Line a casserole dish with a layer of corn tortillas.  Top with half of the vegetable mixture, then half of the cheese mixture.  Spread a thin layer of salsa on the cheese and top with another layer of tortillas. Repeat with the remaining vegetables and cheese, another layer of salsa, and tortillas.  Spread one last layer of salsa on top of the tortillas and cover with remaining 2 cups of cheddar cheese.

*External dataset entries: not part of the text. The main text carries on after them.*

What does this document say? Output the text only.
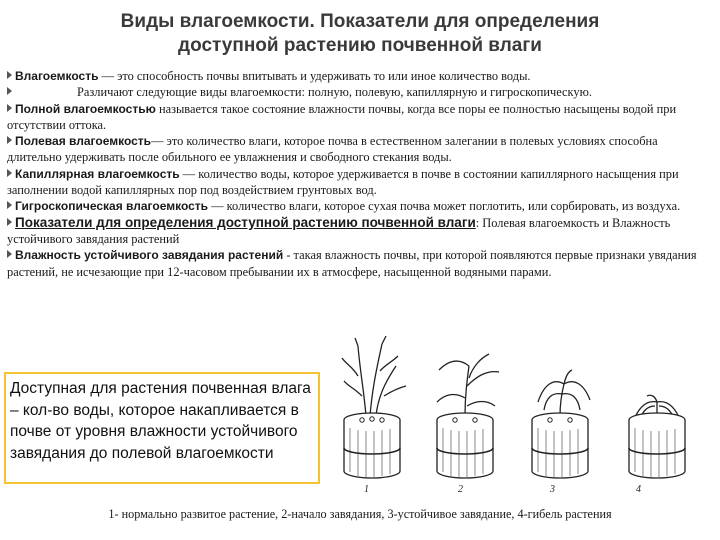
Виды влагоемкости. Показатели для определения
доступной растению почвенной влаги

Влагоемкость — это способность почвы впитывать и удерживать то или иное количество воды.

Различают следующие виды влагоемкости: полную, полевую, капиллярную и гигроскопическую.

Полной влагоемкостью называется такое состояние влажности почвы, когда все поры ее полностью насыщены водой при отсутствии оттока.

Полевая влагоемкость— это количество влаги, которое почва в естественном залегании в полевых условиях способна длительно удерживать после обильного ее увлажнения и свободного стекания воды.

Капиллярная влагоемкость — количество воды, которое удерживается в почве в состоянии капиллярного насыщения при заполнении водой капиллярных пор под воздействием грунтовых вод.

Гигроскопическая влагоемкость — количество влаги, которое сухая почва может поглотить, или сорбировать, из воздуха.

Показатели для определения доступной растению почвенной влаги: Полевая влагоемкость и Влажность устойчивого завядания растений

Влажность устойчивого завядания растений - такая влажность почвы, при которой появляются первые признаки увядания растений, не исчезающие при 12-часовом пребывании их в атмосфере, насыщенной водяными парами.

Доступная для растения почвенная влага – кол-во воды, которое накапливается в почве от уровня влажности устойчивого завядания до полевой влагоемкости
1	2	3	4
1- нормально развитое растение, 2-начало завядания, 3-устойчивое завядание, 4-гибель растения
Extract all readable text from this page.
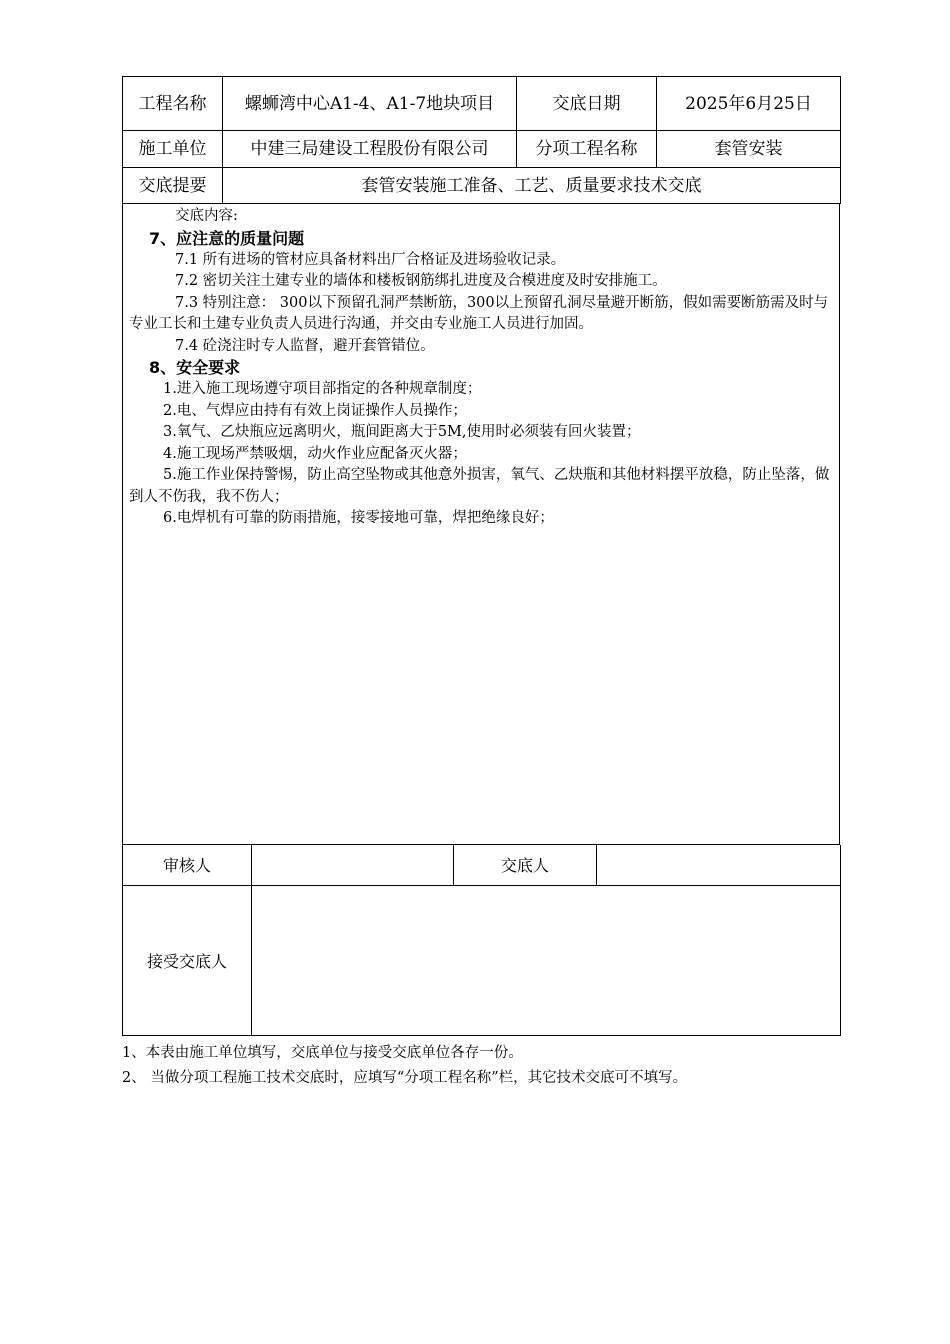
工程名称	螺蛳湾中心A1-4、A1-7地块项目	交底日期	2025年6月25日
施工单位	中建三局建设工程股份有限公司	分项工程名称	套管安装
交底提要	套管安装施工准备、工艺、质量要求技术交底		

交底内容:

7、应注意的质量问题

7.1 所有进场的管材应具备材料出厂合格证及进场验收记录。

7.2 密切关注土建专业的墙体和楼板钢筋绑扎进度及合模进度及时安排施工。

7.3 特别注意： 300以下预留孔洞严禁断筋，300以上预留孔洞尽量避开断筋，假如需要断筋需及时与专业工长和土建专业负责人员进行沟通，并交由专业施工人员进行加固。

7.4 砼浇注时专人监督，避开套管错位。

8、安全要求

1.进入施工现场遵守项目部指定的各种规章制度；

2.电、气焊应由持有有效上岗证操作人员操作；

3.氧气、乙炔瓶应远离明火，瓶间距离大于5M,使用时必须装有回火装置；

4.施工现场严禁吸烟，动火作业应配备灭火器；

5.施工作业保持警惕，防止高空坠物或其他意外损害，氧气、乙炔瓶和其他材料摆平放稳，防止坠落，做到人不伤我，我不伤人；

6.电焊机有可靠的防雨措施，接零接地可靠，焊把绝缘良好；

审核人		交底人	
接受交底人			
1、本表由施工单位填写，交底单位与接受交底单位各存一份。
2、 当做分项工程施工技术交底时，应填写“分项工程名称”栏，其它技术交底可不填写。
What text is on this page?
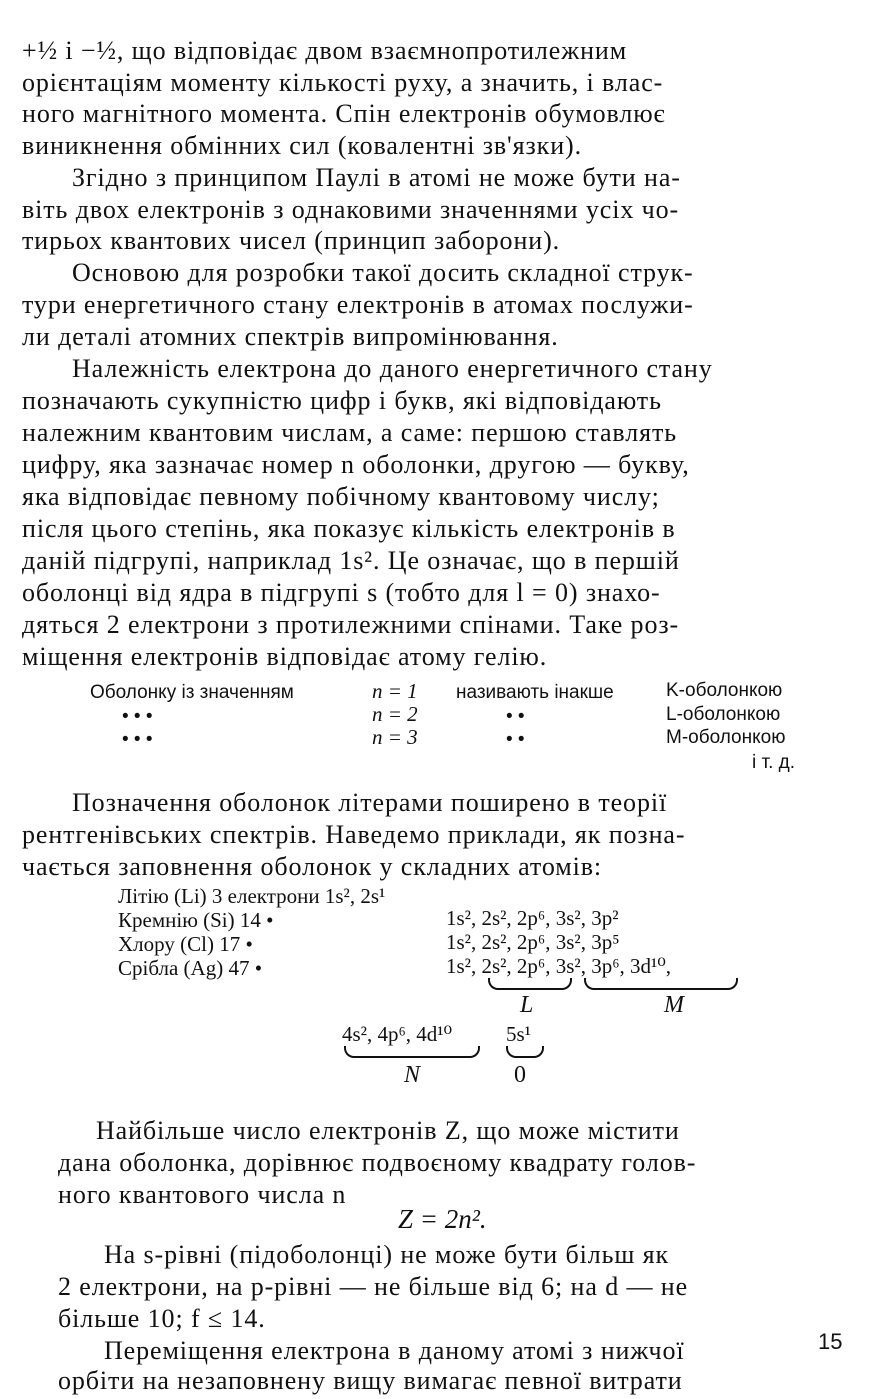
+½ і −½, що відповідає двом взаємнопротилежним
орієнтаціям моменту кількості руху, а значить, і влас-
ного магнітного момента. Спін електронів обумовлює
виникнення обмінних сил (ковалентні зв'язки).
Згідно з принципом Паулі в атомі не може бути на-
віть двох електронів з однаковими значеннями усіх чо-
тирьох квантових чисел (принцип заборони).
Основою для розробки такої досить складної струк-
тури енергетичного стану електронів в атомах послужи-
ли деталі атомних спектрів випромінювання.
Належність електрона до даного енергетичного стану
позначають сукупністю цифр і букв, які відповідають
належним квантовим числам, а саме: першою ставлять
цифру, яка зазначає номер n оболонки, другою — букву,
яка відповідає певному побічному квантовому числу;
після цього степінь, яка показує кількість електронів в
даній підгрупі, наприклад 1s². Це означає, що в першій
оболонці від ядра в підгрупі s (тобто для l = 0) знахо-
дяться 2 електрони з протилежними спінами. Таке роз-
міщення електронів відповідає атому гелію.
Оболонку із значенням	n = 1 називають інакше	K-оболонкою
• • •	n = 2	• •	L-оболонкою
• • •	n = 3	• •	M-оболонкою
і т. д.
Позначення оболонок літерами поширено в теорії
рентгенівських спектрів. Наведемо приклади, як позна-
чається заповнення оболонок у складних атомів:
Літію (Li) 3 електрони 1s², 2s¹
Кремнію (Si) 14 •	1s², 2s², 2p⁶, 3s², 3p²
Хлору (Cl) 17 •	1s², 2s², 2p⁶, 3s², 3p⁵
Срібла (Ag) 47 •	1s², 2s², 2p⁶, 3s², 3p⁶, 3d¹⁰,
L	M
4s², 4p⁶, 4d¹⁰
N
5s¹
0
Найбільше число електронів Z, що може містити
дана оболонка, дорівнює подвоєному квадрату голов-
ного квантового числа n
Z = 2n².
На s-рівні (підоболонці) не може бути більш як
2 електрони, на p-рівні — не більше від 6; на d — не
більше 10; f ≤ 14.
Переміщення електрона в даному атомі з нижчої
орбіти на незаповнену вищу вимагає певної витрати
15
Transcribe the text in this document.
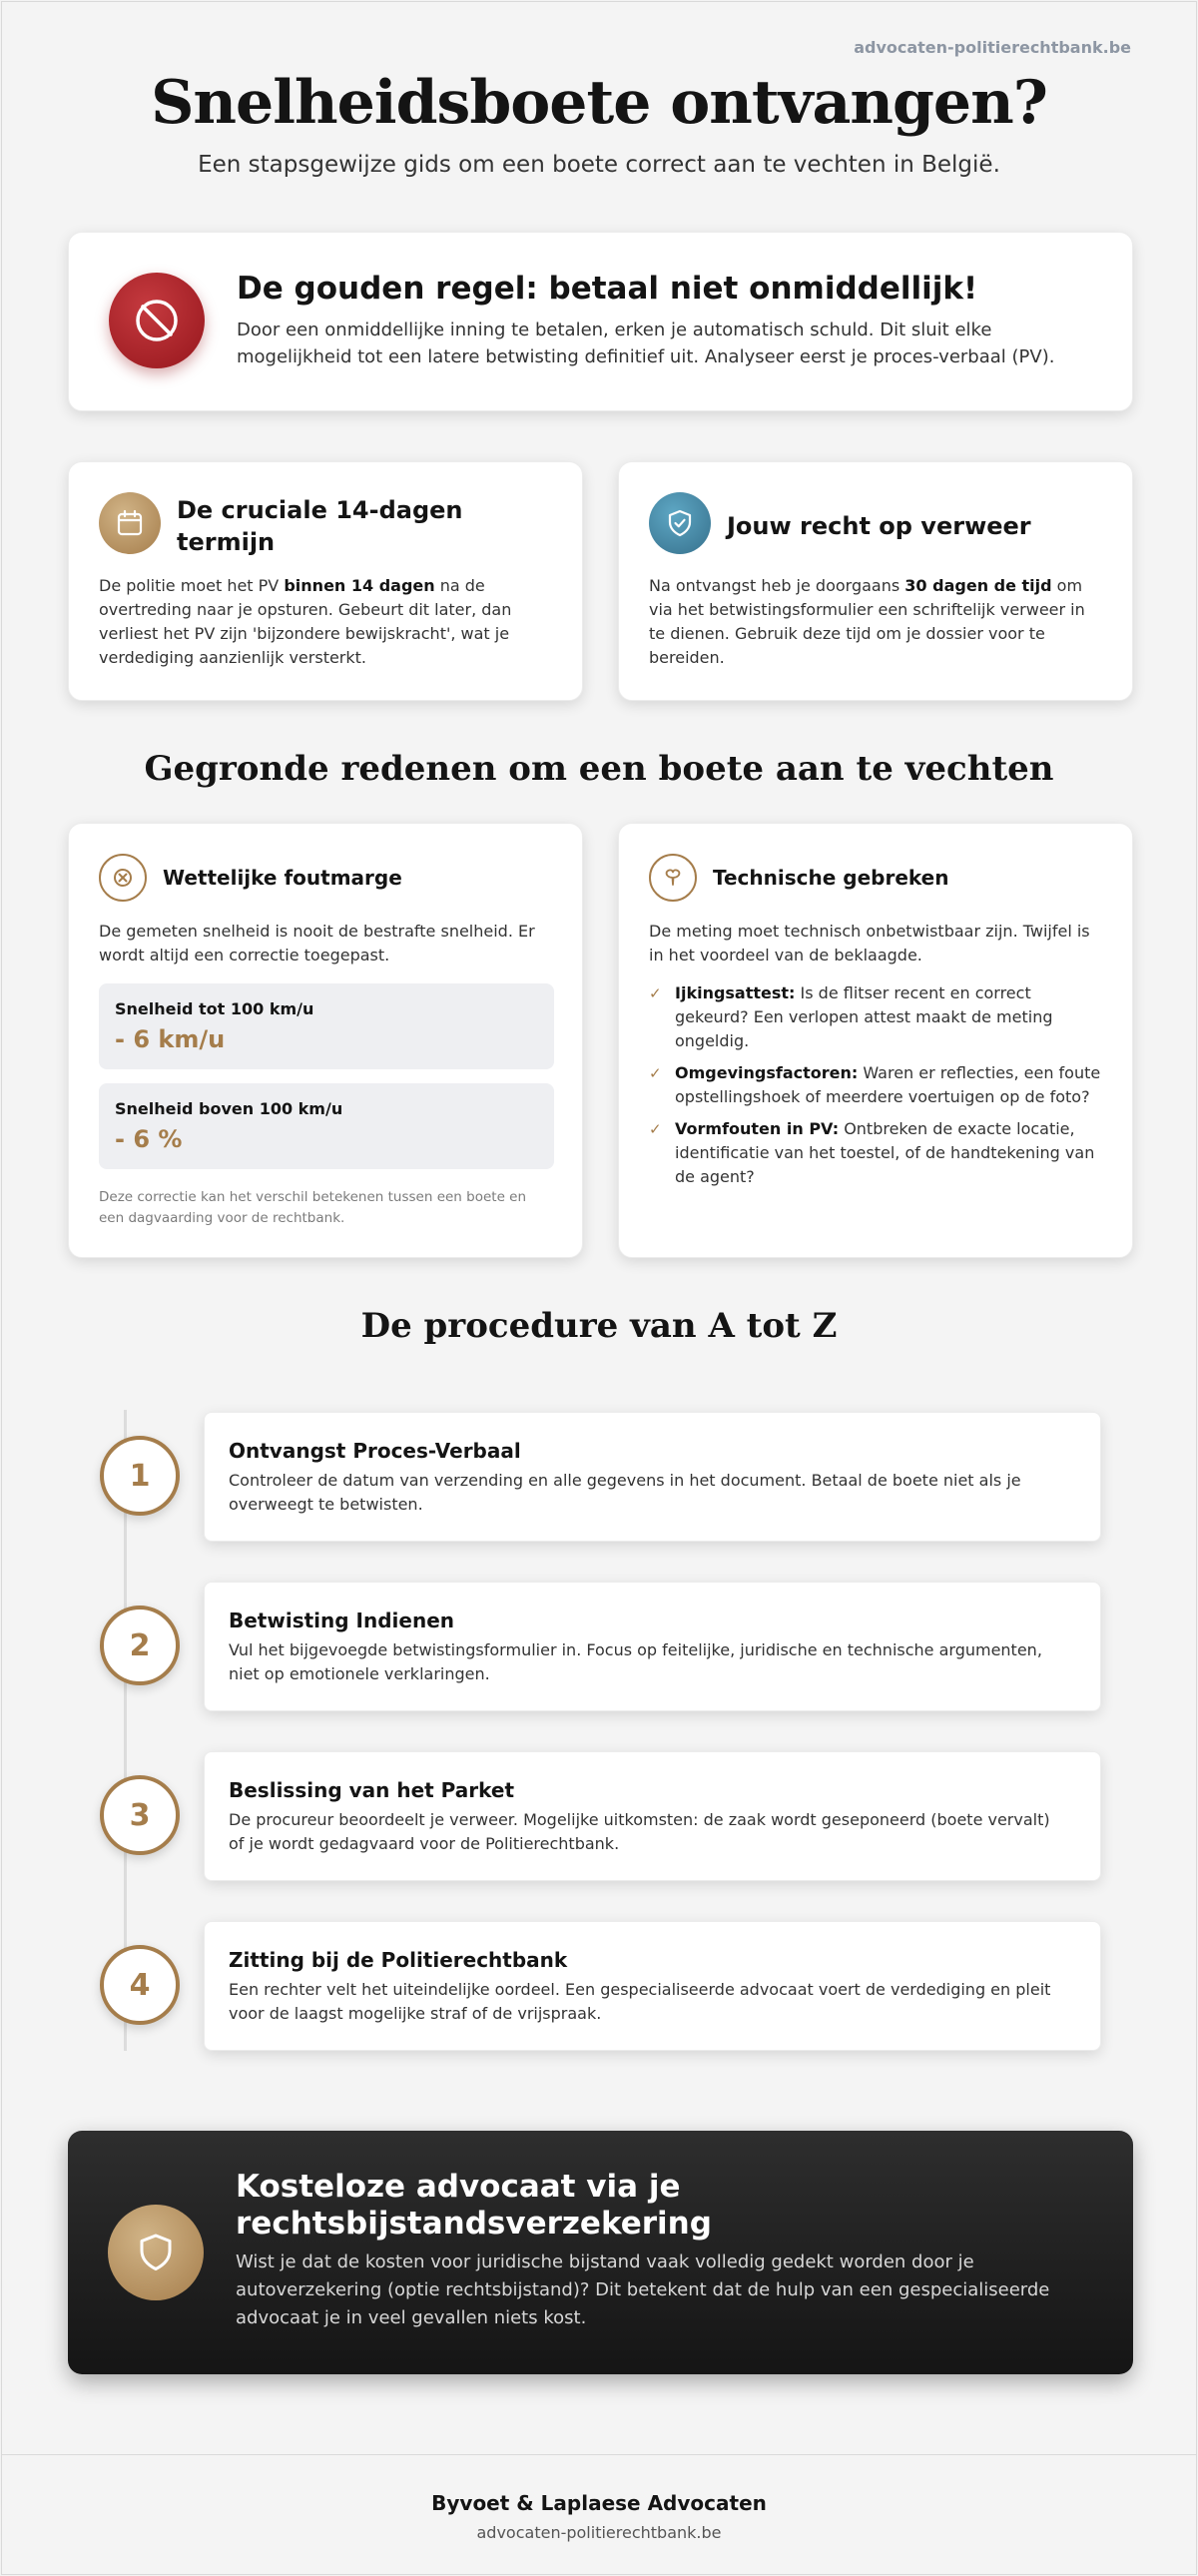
advocaten-politierechtbank.be
Snelheidsboete ontvangen?
Een stapsgewijze gids om een boete correct aan te vechten in België.
De gouden regel: betaal niet onmiddellijk!
Door een onmiddellijke inning te betalen, erken je automatisch schuld. Dit sluit elke mogelijkheid tot een latere betwisting definitief uit. Analyseer eerst je proces-verbaal (PV).
De cruciale 14-dagen termijn
De politie moet het PV binnen 14 dagen na de overtreding naar je opsturen. Gebeurt dit later, dan verliest het PV zijn 'bijzondere bewijskracht', wat je verdediging aanzienlijk versterkt.
Jouw recht op verweer
Na ontvangst heb je doorgaans 30 dagen de tijd om via het betwistingsformulier een schriftelijk verweer in te dienen. Gebruik deze tijd om je dossier voor te bereiden.
Gegronde redenen om een boete aan te vechten
Wettelijke foutmarge
De gemeten snelheid is nooit de bestrafte snelheid. Er wordt altijd een correctie toegepast.
Snelheid tot 100 km/u
- 6 km/u
Snelheid boven 100 km/u
- 6 %
Deze correctie kan het verschil betekenen tussen een boete en een dagvaarding voor de rechtbank.
Technische gebreken
De meting moet technisch onbetwistbaar zijn. Twijfel is in het voordeel van de beklaagde.
✓ Ijkingsattest: Is de flitser recent en correct gekeurd? Een verlopen attest maakt de meting ongeldig.
✓ Omgevingsfactoren: Waren er reflecties, een foute opstellingshoek of meerdere voertuigen op de foto?
✓ Vormfouten in PV: Ontbreken de exacte locatie, identificatie van het toestel, of de handtekening van de agent?
De procedure van A tot Z
1
Ontvangst Proces-Verbaal
Controleer de datum van verzending en alle gegevens in het document. Betaal de boete niet als je overweegt te betwisten.
2
Betwisting Indienen
Vul het bijgevoegde betwistingsformulier in. Focus op feitelijke, juridische en technische argumenten, niet op emotionele verklaringen.
3
Beslissing van het Parket
De procureur beoordeelt je verweer. Mogelijke uitkomsten: de zaak wordt geseponeerd (boete vervalt) of je wordt gedagvaard voor de Politierechtbank.
4
Zitting bij de Politierechtbank
Een rechter velt het uiteindelijke oordeel. Een gespecialiseerde advocaat voert de verdediging en pleit voor de laagst mogelijke straf of de vrijspraak.
Kosteloze advocaat via je rechtsbijstandsverzekering
Wist je dat de kosten voor juridische bijstand vaak volledig gedekt worden door je autoverzekering (optie rechtsbijstand)? Dit betekent dat de hulp van een gespecialiseerde advocaat je in veel gevallen niets kost.
Byvoet & Laplaese Advocaten
advocaten-politierechtbank.be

Cover the dish with foil and bake for 30 minutes.  Remove foil and bake for 15 minutes longer, or until cheese starts to turn bubbly and brown.

Serves 6 to 8

October 12, 2010 Posted by | Recipes, Vegetarian | , , , , | Leave a comment

Cauliflower Mash

I admit, this recipe is ripped off from probably dozens of places, but I got this version from a South Beach cookbook.  (FYI, I do not recommend the SB diet, but there are some tasty, healthy recipes in the cookbooks that I do recommend– as long as you maintain a varied diet that includes whole grains and fruits.) 

I don’t find this an equal substitute for mashed potatoes, but the cauliflower version is equally delicious in its own right.  Even if you don’t like cauliflower, I can just about guarantee you’ll enjoy this dish!  For an added flavor boost, toss in some freshly grated nutmeg (for a sweetly mild boost) or curry powder (for something a little more complex).

Prep and cook time: 10 minutes. Cost: about $0.50 per serving.

Cauliflower Mash

  • 4 cups cauliflower
  • 1 to 2 T. butter
  • Splash of milk
  • Salt and Pepper to taste

Steam cauliflower for about 5 minutes or until crisp-tender. Puree in food processor with milk and butter. Season with salt and pepper.